Steve Harms

Monday, March 17, 2014

Contracts: every business relationship requires enforceable contracts!

A contract generally consists of an offer, acceptance, and consideration. In business, the offer typically consists of a purchase order, and the acceptance is the shipping of the goods or the providing of services named in the purchase order. The consideration is the purchase price. Offer, acceptance, and consideration can be implied depending on the circumstances.

With some important exceptions (such as sales of real property), contracts do not have to be in writing. Although the UCC provides that all contracts over $1,000 should be in writing, UCC 2-201(1), MCL 440.2201(1), there is a notable exception to this rule. Where a seller of goods ships to a buyer and the buyer receives and retains those goods, there is an implication that a contract exists. If the buyer fails to timely return the goods, no writing is needed to imply that the buyer intended to contract for the purchase price of the goods. UCC 2-201(3)(c), MCL 440.2201(3)(c). The UCC also provides for substitutes for a writing or exceptions to the writing requirement where there is a written confirmation between merchants, UCC 2-201(2), MCL 440.2201(2); specially manufactured goods, UCC 2-201(3)(a), MCL 440.2201(3)(a); an agreement admitted in court, UCC 2-201(3)(b), MCL 440.2201(3)(b); and partially performed agreements, UCC 2-201(3)(c), MCL 440.2201(3)(c).

The UCC does not require price terms, delivery terms, or other details for the sale of goods. Past experience of the parties and other statutory default provisions will help to determine most of the terms of a contract, including a purchase price. Therefore, it is fairly easy under the UCC to establish the existence of a contract without having to prove specifically the elements of offer, acceptance, and consideration.

The contract has to be entered into before the goods are delivered or services are provided. For that reason, the purchase order and the documentation before the sale, including the credit application, become the contract between the parties. The credit application is an often overlooked but important document. Credit applications often set forth extremely important terms such as interest rates to be paid should the account become delinquent, personal guaranties to be invoked if the account becomes delinquent, the parties’ agreement concerning full settlement checks, etc. For a sample credit application, see .

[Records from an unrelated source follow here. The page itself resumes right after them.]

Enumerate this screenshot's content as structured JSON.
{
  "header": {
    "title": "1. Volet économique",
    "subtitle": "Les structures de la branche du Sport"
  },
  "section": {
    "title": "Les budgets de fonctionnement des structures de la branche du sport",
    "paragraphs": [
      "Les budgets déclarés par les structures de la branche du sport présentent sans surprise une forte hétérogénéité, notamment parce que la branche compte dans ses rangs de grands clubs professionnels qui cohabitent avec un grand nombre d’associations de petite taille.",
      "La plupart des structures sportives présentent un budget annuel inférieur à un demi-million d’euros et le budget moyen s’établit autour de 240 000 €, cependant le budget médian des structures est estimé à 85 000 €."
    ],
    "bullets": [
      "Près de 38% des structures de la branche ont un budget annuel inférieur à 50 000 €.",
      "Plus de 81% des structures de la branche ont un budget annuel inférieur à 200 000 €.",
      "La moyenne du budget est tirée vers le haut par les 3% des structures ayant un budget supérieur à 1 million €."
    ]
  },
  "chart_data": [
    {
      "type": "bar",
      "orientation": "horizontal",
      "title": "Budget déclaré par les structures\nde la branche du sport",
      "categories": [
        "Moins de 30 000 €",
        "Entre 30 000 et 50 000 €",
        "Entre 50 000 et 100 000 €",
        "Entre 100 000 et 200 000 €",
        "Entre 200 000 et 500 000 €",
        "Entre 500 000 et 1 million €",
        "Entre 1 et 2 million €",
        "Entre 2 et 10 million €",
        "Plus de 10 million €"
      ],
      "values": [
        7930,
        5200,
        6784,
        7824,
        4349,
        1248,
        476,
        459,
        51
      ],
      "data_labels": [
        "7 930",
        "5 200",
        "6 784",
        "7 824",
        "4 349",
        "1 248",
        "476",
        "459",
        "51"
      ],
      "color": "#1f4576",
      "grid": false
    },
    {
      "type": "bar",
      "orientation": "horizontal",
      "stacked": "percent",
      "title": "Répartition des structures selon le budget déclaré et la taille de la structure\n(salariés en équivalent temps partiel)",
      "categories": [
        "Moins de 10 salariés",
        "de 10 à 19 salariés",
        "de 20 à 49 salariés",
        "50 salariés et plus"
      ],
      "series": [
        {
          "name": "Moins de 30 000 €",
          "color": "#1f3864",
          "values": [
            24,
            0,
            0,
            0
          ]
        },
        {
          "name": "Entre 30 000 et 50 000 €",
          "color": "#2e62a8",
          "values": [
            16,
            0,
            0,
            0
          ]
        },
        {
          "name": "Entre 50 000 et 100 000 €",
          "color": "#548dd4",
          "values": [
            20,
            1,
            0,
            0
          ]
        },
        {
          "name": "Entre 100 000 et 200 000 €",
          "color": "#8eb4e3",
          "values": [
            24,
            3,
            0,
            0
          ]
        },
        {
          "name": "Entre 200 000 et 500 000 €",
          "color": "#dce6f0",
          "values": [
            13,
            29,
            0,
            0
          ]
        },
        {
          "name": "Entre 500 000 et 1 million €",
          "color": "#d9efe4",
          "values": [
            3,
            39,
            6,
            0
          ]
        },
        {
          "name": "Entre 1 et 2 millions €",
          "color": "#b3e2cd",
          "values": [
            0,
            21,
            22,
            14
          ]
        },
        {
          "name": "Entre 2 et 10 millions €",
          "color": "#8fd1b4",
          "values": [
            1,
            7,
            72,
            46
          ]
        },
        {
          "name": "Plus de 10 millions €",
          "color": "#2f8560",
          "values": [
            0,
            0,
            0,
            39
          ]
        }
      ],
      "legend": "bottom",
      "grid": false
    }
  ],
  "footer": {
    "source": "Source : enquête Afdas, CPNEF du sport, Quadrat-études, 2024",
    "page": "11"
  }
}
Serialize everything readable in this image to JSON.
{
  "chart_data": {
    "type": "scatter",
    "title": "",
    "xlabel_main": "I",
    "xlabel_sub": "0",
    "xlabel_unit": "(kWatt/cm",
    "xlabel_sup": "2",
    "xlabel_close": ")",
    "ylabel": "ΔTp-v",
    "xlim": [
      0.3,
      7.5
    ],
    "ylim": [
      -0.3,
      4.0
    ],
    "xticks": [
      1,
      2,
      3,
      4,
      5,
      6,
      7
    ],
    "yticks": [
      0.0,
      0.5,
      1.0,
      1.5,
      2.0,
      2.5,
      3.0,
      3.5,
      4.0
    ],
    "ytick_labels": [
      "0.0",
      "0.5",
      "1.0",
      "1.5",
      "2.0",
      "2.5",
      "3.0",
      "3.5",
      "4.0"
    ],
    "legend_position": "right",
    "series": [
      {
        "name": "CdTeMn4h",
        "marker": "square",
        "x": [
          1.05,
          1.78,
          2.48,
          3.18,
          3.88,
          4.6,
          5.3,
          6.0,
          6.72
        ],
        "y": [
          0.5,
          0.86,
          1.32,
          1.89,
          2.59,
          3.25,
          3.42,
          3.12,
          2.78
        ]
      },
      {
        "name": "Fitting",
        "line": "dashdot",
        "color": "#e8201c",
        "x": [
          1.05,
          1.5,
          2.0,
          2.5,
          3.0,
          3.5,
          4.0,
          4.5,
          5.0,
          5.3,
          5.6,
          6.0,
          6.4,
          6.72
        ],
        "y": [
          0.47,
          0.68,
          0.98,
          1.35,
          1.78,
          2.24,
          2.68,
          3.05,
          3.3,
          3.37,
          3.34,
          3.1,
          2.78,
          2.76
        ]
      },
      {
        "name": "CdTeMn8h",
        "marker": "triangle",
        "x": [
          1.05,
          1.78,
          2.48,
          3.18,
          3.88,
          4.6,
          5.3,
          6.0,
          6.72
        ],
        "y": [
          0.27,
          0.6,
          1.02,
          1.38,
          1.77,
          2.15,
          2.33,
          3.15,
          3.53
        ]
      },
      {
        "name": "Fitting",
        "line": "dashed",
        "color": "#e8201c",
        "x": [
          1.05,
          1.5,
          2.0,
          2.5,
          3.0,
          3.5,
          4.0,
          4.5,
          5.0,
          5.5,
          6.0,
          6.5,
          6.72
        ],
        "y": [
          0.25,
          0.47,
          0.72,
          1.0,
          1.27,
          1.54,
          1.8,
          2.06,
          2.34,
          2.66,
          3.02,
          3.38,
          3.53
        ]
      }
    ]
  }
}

A common misconception among business people is that an invoice is a contract. An invoice may contain a description of the goods, shipping dates, and price terms, but it is not a contract. The invoice is prepared and mailed out after the goods are shipped and after the contract is entered into. For this reason, the terms printed on the back of invoices (most companies insist on filling up the back of their invoices with various terms in small print: immediate inspection, immediate return of any defective goods, a return authorization number on any defective goods, and so forth) are generally not enforceable. See Power Press Sales Co v MSI Battle Creek Stamping, 238 Mich App 173, 183, 604 NW2d 772 (1999). Thus, for example, if a customer voluntarily agrees to pay interest on a delinquent account based on the terms set forth in the invoice, that is all well and good, but if the customer later decides not to pay the interest, it is likely that a court will not enforce the interest terms if they are only in the invoice.

The courts will generally enforce contracts that are within the parties’ expectations. If there is a one-sided (unilateral) mistake, the contract is enforceable. However, if there is a mutual mistake, the court will generally not enforce it. For example, if both parties thought that the steel was Grade A worth $57.00 per pound and it turned out, by mistake of both parties, that the steel was Grade B, then the court will not enforce the contract.

Sometimes contracts are purely unilateral. In other words, acceptance of the contract occurs through performance. For example, if someone offers to pay $500 if the contracting party drives a car to California, acceptance occurs when the car is driven to California.

Consideration is difficult to measure and courts often will not bother to measure it at all. If there is the existence of any legal consideration, the contract will most likely be enforced. Thus, if the buyer overpays for a product, a court will not question the overpayment unless there was actual fraud or a mutual mistake.